My interest in neutrino physics runs deep. I had an idea way back in the 90's for why there are two extra families of quarks/leptons, but won't mention it here as it's against the rules. In any case, the absolute confirmation of neutrino mixing with a wide range of highly sophisticated experiments appeared to be incompatible with this idea, although I wasn't completely sure. If you were interested in seeing it I could privately email, as I think the emails of the authors of the MiniBooNE short baseline experiment are listed someplace.
"So why we don't put arXiv number in the paper instead of journal number? This is just a tradition."
ReplyDeleteThere are other reasons. The main one is that it shows where it has been published. arXiv is great for distribution but, although there is some quality control, submissions are not refereed.

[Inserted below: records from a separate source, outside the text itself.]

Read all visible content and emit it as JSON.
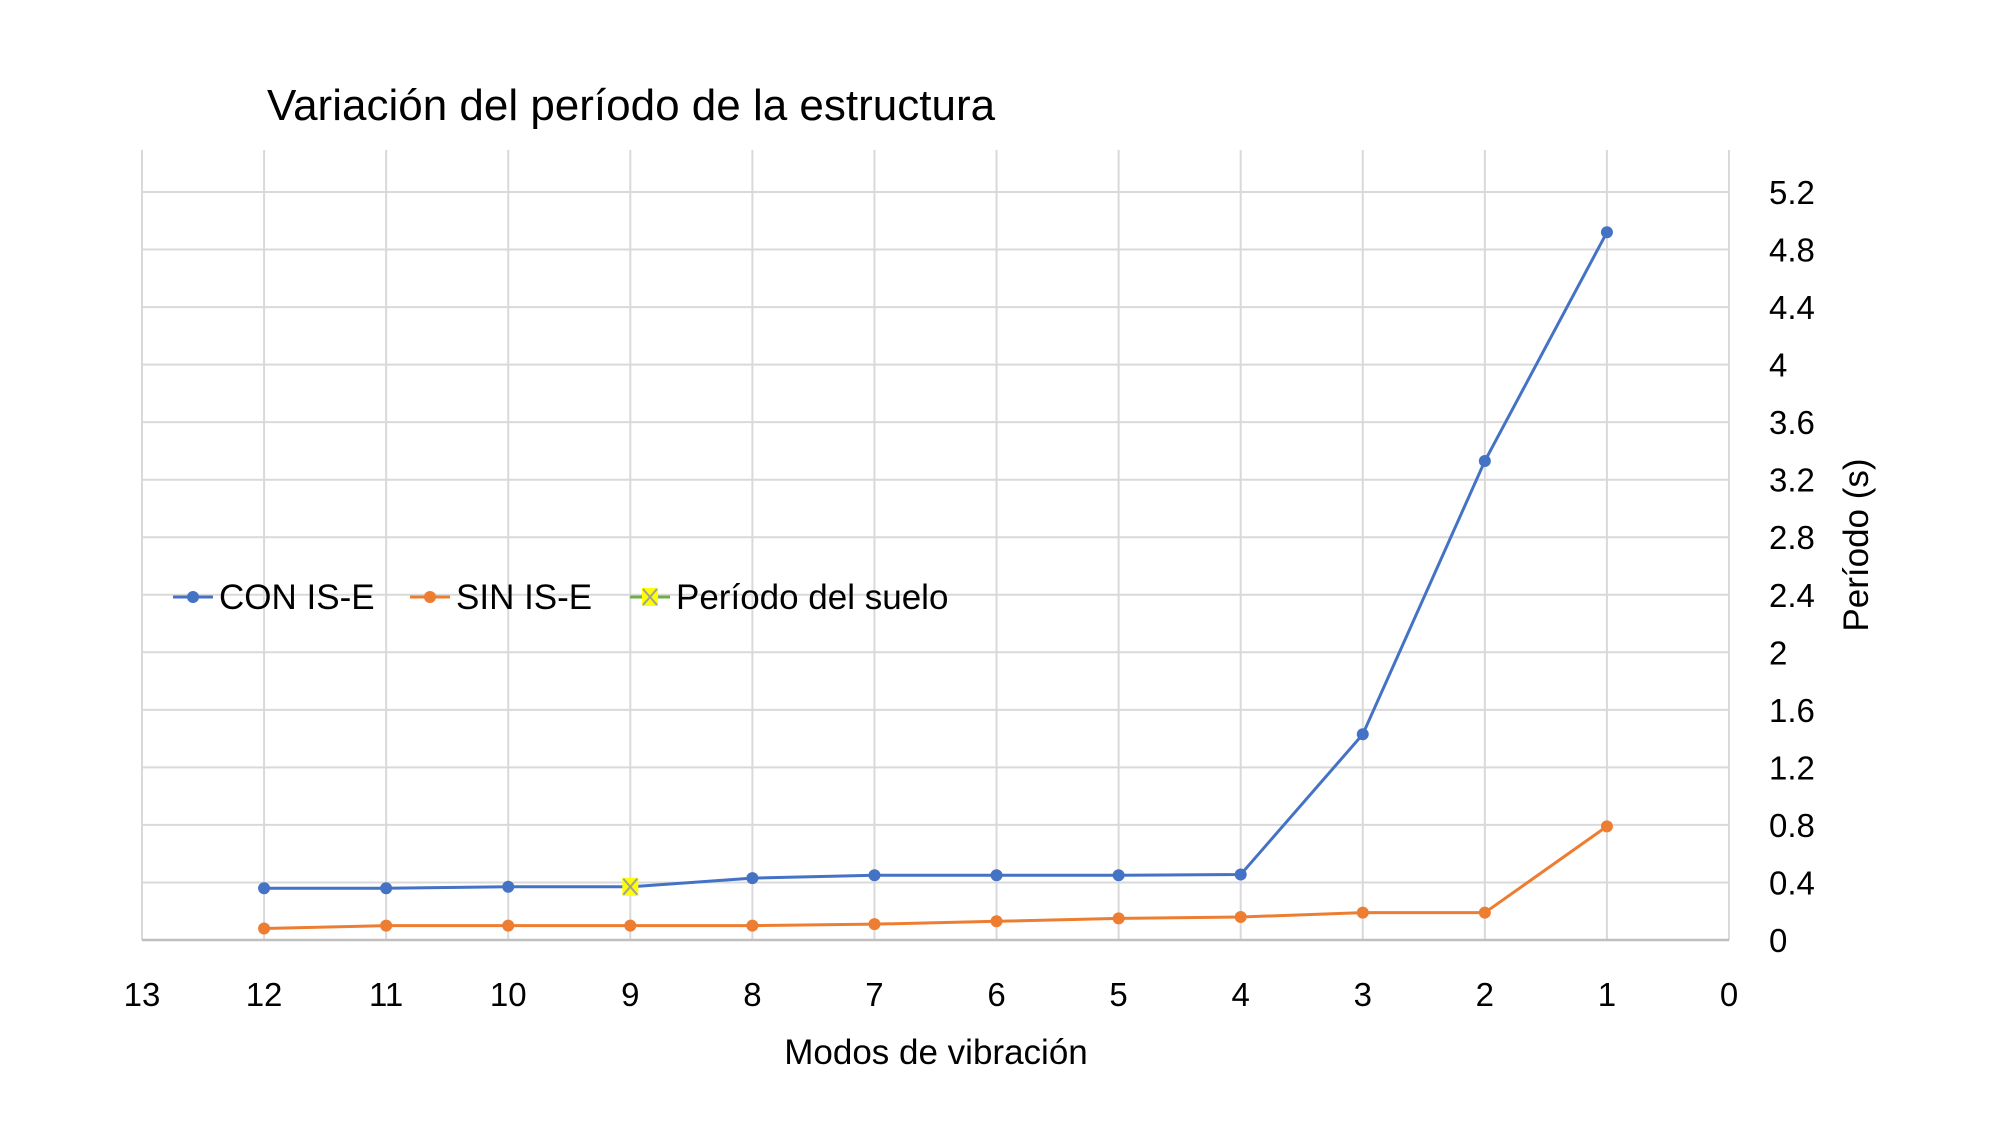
{
  "chart_data": {
    "type": "line",
    "title": "Variación del período de la estructura",
    "xlabel": "Modos de vibración",
    "ylabel": "Período (s)",
    "xlim": [
      13,
      0
    ],
    "x_reversed": true,
    "ylim": [
      0,
      5.2
    ],
    "x_ticks": [
      13,
      12,
      11,
      10,
      9,
      8,
      7,
      6,
      5,
      4,
      3,
      2,
      1,
      0
    ],
    "y_ticks": [
      0,
      0.4,
      0.8,
      1.2,
      1.6,
      2,
      2.4,
      2.8,
      3.2,
      3.6,
      4,
      4.4,
      4.8,
      5.2
    ],
    "y_axis_side": "right",
    "grid": true,
    "legend_position": "center-left",
    "x": [
      12,
      11,
      10,
      9,
      8,
      7,
      6,
      5,
      4,
      3,
      2,
      1
    ],
    "series": [
      {
        "name": "CON IS-E",
        "color": "#4472c4",
        "marker": "circle",
        "values": [
          0.36,
          0.36,
          0.37,
          0.37,
          0.43,
          0.45,
          0.45,
          0.45,
          0.455,
          1.43,
          3.33,
          4.92
        ]
      },
      {
        "name": "SIN IS-E",
        "color": "#ed7d31",
        "marker": "circle",
        "values": [
          0.08,
          0.1,
          0.1,
          0.1,
          0.1,
          0.11,
          0.13,
          0.15,
          0.16,
          0.19,
          0.19,
          0.79
        ]
      },
      {
        "name": "Período del suelo",
        "color": "#ffff00",
        "marker": "x-square",
        "points": [
          {
            "x": 9,
            "y": 0.37
          }
        ]
      }
    ]
  }
}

Yes, there is some good stuff which is on arXiv and nowhere else, and occasionally some trash gets published in otherwise reputable journals, but these are exceptions. Being published in a reputable journal is a mark of approval, proof that someone has actually checked the work. The system is not perfect, but much better than no system at all. Given the journal reference, it is easy to find the corresponding arXiv submission. Sadly, this is not always updated to reflect the published version.